Japan’s 47 Prefectures
Okinawa Prefecture consists of many islands dotting the East China Sea. It is south of Kyushu and is the only prefecture with a subtropical climate. It used to be called Ryukyu, and it had active trade with other Asian countries, especially China. Okinawa attracts tourists not only from all over the country but also from abroad because of its unique culture and rich natural beauty.
Hokkaido is the largest prefecture in Japan. It includes Hokkaido Island, the second largest in Japan after Honshu, and a number of other islands. Hokkaido is at about the same latitude as southern France, but, located at the northernmost end of Japan, it is cold in the winter and the summers are short.
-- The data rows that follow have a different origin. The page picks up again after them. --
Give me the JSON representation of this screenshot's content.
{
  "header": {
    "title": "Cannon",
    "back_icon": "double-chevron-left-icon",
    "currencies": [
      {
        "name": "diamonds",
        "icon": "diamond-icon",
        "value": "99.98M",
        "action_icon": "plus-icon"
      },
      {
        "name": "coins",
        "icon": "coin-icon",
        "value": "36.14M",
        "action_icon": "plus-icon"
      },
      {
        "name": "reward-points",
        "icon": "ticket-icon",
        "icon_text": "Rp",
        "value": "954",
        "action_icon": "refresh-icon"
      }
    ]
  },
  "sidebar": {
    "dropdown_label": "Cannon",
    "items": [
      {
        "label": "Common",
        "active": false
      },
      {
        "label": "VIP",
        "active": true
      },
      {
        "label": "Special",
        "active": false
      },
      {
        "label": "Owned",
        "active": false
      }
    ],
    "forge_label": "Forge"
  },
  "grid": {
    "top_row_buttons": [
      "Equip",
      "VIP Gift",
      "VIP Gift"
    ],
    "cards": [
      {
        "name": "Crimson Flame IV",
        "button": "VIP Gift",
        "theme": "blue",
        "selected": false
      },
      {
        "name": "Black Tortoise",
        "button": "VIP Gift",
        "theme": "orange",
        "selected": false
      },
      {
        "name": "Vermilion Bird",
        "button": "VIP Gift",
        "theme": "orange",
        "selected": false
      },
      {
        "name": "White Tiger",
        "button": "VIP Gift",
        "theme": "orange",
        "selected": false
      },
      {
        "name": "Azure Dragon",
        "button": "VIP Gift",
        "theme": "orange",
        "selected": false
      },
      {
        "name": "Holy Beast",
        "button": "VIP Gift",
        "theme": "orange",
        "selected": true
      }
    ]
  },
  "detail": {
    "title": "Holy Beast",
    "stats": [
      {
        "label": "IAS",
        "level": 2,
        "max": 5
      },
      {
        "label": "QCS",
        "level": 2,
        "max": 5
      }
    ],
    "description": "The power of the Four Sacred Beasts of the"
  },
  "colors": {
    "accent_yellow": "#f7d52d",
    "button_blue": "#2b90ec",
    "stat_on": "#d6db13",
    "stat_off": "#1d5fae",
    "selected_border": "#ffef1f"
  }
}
You can enjoy there a variety of foods. It is famous for its fish and shellfish such as salmon and crab, potatoes and other farm products, and dairy products. The Ainu people, who are indigenous residents of Japan, live in Hokkaido.
Aomori Prefecture is located in the northernmost part of Honshu. Its cold weather is suitable for growing apples, and it ranks first in apple production in the country. Also it is famous for the Nebuta Festival. The Shirakami Mountains, ranging from the southwestern part of this prefecture to Akita, have been registered in the World Nature Legacy as having the world's largest virgin beech tree forest.